Here’s my pick for the coolest moment for Marvel Now’s Thor: God of Thunder # 1 by Jason Aaron and Esad Ribic.
Thor was one of those books that will get you hooked the moment the mystery starts to unravel. The best part about this issue is a caper story spanning millenia starting with a young and foolish Thor out for giant blood all the way to a Thor who pretty much resembles his dad Odin.
Jason Aaron knows how to hook people with his kind of writing. It’s very smart and very keen into little details. Some Aaron haters might say that this book is once again showing how sexist the writer can be but c’mon give him a break, these are vikings we’re dealing with and that’s how they roll in the olden days.
Esad Ribic is a beast in the art department for the book. His pencils together with Dean White’s work does wonders for the book. Sharp lines and great facial expressions make this such a nice book to read. And when I say ‘facial expressions’ it’s not limited to Thor. The butchered gods for example convey a great deal of terror which is fitting for the caption (Thor talks about how fearful these deities are at the moment of their death).

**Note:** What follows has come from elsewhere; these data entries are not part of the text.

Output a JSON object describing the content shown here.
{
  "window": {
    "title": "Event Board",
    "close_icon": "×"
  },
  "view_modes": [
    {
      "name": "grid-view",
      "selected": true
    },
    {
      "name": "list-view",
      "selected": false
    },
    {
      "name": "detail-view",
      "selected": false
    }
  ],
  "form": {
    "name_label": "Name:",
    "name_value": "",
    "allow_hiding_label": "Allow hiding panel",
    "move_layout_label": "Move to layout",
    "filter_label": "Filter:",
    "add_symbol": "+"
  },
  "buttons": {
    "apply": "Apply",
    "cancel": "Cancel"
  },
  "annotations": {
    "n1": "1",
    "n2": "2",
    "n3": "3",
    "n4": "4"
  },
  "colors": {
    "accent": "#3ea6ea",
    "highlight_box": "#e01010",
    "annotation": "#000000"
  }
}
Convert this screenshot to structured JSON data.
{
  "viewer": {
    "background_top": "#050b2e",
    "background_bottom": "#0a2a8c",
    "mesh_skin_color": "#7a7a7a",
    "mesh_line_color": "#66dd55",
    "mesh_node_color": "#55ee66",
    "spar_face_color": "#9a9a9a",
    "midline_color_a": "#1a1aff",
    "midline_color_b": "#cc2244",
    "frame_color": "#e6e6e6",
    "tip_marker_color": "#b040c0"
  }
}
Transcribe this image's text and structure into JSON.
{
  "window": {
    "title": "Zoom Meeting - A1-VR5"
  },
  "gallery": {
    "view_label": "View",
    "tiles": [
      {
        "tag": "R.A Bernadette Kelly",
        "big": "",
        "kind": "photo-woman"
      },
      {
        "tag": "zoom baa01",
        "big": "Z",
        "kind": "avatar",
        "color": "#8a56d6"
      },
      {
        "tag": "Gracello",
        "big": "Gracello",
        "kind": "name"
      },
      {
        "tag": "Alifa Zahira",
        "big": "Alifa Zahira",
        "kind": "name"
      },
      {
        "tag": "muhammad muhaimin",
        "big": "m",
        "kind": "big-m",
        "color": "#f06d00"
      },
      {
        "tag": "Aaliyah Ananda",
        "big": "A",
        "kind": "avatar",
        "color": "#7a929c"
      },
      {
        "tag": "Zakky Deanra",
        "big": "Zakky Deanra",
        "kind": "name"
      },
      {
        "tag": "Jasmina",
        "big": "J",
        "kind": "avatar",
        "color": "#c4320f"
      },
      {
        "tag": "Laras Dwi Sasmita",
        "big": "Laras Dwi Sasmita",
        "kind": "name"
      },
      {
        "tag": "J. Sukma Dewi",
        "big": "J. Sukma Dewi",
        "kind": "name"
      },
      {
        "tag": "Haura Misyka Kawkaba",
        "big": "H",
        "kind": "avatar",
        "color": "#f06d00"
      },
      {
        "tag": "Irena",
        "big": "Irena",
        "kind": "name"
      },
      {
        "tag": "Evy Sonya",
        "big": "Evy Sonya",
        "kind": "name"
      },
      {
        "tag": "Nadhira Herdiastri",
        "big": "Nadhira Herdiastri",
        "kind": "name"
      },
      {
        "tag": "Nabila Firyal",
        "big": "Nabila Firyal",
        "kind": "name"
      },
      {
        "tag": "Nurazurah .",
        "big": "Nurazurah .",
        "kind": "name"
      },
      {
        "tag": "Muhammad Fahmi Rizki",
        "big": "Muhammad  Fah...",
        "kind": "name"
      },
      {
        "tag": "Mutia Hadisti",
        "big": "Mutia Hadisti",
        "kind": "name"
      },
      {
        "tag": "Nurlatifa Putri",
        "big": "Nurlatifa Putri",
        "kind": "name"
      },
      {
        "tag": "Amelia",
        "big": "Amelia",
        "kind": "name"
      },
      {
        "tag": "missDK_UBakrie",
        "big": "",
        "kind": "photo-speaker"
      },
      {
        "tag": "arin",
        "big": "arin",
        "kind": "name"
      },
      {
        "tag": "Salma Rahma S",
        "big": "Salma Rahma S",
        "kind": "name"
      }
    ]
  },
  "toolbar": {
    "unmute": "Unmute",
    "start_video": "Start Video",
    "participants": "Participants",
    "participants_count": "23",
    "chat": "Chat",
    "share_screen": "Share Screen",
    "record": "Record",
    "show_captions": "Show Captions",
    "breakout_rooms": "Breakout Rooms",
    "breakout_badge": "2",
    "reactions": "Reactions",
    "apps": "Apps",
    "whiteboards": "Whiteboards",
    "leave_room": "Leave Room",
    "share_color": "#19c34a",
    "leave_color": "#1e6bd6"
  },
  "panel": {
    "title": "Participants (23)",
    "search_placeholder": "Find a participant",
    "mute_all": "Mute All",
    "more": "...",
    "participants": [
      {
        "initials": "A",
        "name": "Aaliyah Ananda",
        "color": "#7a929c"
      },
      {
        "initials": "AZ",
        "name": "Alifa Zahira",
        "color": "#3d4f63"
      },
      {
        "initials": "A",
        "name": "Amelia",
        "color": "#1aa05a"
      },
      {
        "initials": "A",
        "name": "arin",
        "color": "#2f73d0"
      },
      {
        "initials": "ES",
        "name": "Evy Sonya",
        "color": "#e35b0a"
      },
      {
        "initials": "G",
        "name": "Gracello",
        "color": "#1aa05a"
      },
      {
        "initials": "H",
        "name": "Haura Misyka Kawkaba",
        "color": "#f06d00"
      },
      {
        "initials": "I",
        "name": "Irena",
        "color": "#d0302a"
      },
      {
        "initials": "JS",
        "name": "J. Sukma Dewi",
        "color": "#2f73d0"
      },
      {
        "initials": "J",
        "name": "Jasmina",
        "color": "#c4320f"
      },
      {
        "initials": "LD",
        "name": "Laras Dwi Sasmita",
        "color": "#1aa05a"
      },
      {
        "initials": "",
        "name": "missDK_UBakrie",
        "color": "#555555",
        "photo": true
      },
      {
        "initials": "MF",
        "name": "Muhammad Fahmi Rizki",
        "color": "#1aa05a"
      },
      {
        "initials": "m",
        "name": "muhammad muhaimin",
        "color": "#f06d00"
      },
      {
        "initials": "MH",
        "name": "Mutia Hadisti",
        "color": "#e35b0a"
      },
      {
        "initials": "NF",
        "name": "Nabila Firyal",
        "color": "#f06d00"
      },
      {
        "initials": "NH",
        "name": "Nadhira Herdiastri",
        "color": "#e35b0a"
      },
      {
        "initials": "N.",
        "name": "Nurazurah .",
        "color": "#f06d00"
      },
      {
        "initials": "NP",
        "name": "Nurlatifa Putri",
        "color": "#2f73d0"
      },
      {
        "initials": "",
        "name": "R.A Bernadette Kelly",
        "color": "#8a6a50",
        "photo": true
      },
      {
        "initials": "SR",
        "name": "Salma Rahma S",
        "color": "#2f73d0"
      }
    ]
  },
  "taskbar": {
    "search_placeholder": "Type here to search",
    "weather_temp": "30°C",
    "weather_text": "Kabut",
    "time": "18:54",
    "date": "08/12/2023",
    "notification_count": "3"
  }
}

The issue has a nice pacing too. It might be boring to read from the start as we all did pay to see modern Thor kick the crap out of some frost giant or Loki or any of his rogues but that’s not the case. Instead we get to unravel a mystery together with young Thor Odinson and the modern, Avenger Thor which for me is a good thing. Re-reading the book, I also found out that you can actually start the book from any part; meaning you can skip the viking part and go straight to the Avenger Thor part. I also tried to read the book from the last few pages (with old Thor) and the narrative still worked.
Now for some spoilers.
In the final pages for Thor: God of Thunder # 1 we meet an old Thor who sits in a throne in a very empty and very dead Asgard Asgardia and we find out that he injured one eye in a past battle with the said arc villain and it’s minions.